Why IT matters

Welcome to Control Engineering's new column addressing information technology (IT) issues for control engineers. The need for this column grows greater every day as IT becomes much more usable and more used by control professionals. Yet, as control professionals, we do not normally think of ourselves as using IT in our everyday work.


Welcome to Control Engineering 's new column addressing information technology (IT) issues for control engineers. The need for this column grows greater every day as IT becomes much more usable and more used by control professionals. Yet, as control professionals, we do not normally think of ourselves as using IT in our everyday work.

Why exactly is IT becoming so important in our industry? Three reasons: business, technology, and professional development.

The business reason is easy to understand. There is high value in correct, real-time production information and integration of the shop floor with the top office. Companies are integrating the "make" part of the supply chain into their optimized supply chains. This requires near real-time information from the shop floor and that the shop floor be more responsive to changes in products and schedules. Many companies can no longer run on weekly production schedules and weekly inventory updates. They need to send down multiple schedules per shift, and they need to know within minutes of when production has finished. Complicating the integration problem is that back-of-the-envelope calculations show that only 0.01% of the data we collect on the shop floor has direct business value. Companies need control professionals to identify the important information in the sea of real-time data, collect the correct information from the shop floor, and make it available to business systems. This puts engineering and IT departments on a collision course as they are forced to work together to implement real-time business processes.

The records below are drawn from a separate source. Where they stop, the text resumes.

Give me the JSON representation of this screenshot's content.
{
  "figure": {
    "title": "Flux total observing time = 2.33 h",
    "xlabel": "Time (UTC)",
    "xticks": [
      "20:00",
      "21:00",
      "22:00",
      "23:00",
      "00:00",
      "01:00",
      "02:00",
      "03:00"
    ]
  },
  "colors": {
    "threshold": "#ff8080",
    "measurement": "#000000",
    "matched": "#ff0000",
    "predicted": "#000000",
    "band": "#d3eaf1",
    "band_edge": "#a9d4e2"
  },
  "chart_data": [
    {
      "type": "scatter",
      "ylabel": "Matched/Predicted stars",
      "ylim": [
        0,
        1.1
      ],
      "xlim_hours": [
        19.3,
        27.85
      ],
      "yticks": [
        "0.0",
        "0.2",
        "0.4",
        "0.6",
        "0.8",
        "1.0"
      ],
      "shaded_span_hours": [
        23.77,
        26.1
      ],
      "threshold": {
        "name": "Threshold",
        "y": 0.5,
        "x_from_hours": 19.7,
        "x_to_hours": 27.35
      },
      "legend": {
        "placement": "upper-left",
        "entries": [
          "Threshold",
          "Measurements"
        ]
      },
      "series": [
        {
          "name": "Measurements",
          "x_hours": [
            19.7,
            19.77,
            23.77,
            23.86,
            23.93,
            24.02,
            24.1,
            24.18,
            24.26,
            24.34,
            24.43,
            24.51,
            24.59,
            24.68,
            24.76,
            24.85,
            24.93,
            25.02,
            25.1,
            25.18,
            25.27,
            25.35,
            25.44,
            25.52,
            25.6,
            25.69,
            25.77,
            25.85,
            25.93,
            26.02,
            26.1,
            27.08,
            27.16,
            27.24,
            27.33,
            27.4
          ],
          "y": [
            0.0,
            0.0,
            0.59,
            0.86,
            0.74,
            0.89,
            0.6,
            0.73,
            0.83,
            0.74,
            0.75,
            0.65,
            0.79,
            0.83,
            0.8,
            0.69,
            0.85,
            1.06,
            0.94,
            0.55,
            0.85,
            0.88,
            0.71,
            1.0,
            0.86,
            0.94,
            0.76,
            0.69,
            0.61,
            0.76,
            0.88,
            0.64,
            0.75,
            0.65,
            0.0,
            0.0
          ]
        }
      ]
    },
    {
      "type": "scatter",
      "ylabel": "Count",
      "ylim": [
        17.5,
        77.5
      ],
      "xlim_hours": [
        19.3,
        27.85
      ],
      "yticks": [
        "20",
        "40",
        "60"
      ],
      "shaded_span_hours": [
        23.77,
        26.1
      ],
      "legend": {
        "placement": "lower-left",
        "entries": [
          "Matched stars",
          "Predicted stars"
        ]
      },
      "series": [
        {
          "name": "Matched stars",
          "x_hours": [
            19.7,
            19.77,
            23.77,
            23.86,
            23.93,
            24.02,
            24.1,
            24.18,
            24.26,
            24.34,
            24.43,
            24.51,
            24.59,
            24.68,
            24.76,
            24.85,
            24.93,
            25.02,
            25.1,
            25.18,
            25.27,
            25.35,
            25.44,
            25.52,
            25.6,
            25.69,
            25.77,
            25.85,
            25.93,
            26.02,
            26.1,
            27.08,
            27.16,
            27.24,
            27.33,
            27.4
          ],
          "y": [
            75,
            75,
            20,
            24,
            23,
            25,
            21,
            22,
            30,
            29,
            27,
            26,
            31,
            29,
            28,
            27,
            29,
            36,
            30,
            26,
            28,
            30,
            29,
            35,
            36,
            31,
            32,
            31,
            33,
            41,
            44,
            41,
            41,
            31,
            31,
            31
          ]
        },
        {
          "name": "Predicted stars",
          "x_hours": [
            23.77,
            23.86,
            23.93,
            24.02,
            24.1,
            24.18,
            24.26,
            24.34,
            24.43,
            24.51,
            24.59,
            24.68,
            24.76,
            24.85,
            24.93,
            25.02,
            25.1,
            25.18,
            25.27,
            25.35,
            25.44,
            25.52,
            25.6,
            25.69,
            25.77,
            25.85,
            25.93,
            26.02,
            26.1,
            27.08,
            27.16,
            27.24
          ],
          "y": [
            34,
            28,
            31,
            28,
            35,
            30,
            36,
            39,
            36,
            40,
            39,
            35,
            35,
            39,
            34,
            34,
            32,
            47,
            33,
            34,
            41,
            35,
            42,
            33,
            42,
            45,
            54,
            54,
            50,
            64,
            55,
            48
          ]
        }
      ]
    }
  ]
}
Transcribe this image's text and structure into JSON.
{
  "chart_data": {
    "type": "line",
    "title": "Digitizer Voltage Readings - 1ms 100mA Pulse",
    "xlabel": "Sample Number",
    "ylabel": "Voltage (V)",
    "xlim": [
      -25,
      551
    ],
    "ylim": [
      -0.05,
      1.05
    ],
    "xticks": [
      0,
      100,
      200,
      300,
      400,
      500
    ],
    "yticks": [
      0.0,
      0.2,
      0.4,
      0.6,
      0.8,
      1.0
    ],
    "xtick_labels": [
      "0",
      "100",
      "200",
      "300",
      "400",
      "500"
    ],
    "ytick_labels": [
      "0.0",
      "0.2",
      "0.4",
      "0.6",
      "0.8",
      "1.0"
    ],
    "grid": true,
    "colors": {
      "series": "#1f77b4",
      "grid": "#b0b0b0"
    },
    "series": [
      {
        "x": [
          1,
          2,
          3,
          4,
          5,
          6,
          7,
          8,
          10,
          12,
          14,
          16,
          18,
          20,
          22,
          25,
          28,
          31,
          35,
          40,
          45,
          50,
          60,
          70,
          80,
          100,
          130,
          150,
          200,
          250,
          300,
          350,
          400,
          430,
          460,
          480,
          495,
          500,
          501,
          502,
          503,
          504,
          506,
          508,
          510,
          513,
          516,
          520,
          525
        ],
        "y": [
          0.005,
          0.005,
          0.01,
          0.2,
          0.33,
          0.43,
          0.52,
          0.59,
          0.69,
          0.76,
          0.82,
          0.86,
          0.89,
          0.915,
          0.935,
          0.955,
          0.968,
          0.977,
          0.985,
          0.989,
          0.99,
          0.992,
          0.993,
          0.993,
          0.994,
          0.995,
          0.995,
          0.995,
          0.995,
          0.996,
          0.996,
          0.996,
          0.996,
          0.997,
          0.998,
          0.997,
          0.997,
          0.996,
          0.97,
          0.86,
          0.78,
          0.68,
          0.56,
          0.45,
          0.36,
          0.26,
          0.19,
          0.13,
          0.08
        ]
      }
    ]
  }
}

Secondly, IT is important because the underlying technologies of control systems and IT systems are rapidly converging. We are using standard PCs, standard networks, standard operating systems, and standard computer languages in our control solutions. Most new control systems are now based on standard Microsoft Windows technology, Intel microprocessors, and Ethernet. New control system devices are typically networked, programmable, and remotely manageable using standard IT systems. Modern control system design also now requires an understanding of software design and computer system validation methodologies, security and redundancy issues, and network design constraints. All of these technologies and methods are part-and-parcel of the IT world. As engineers we need to understand the strengths that IT can bring to control systems and the weaknesses we have to address.

Finally, IT is important because it will affect our careers. Manufacturing companies are not ignoring the increasingly networked nature of control devices and the fact that these devices will have more processing capability, memory, and network throughput than many 1980 mainframe computers. In fact, some companies are combining IT professionals and control engineers into single departments. In these companies control engineers are being treated as IT professionals with specialized training and expertise in real-time applications, real-time programming languages, and control theory. IT departments are expecting that control professionals will also have knowledge in the standard areas of IT.

Because of these changes, control professionals will need to understand currently available IT solutions. These solutions will become part of the standard tool kit that we will bring to control problems. To help you become more familiar with IT technologies, each of my columns will focus on a specific IT issue or class of technology. It will include real examples of IT technologies used in control systems and personal opinion. Some of the first issues to be addressed include how to achieve stability and consistency in the changing IT environment, how to accomplish control networking using IT solutions, and how to design long-lasting solutions for control system integration.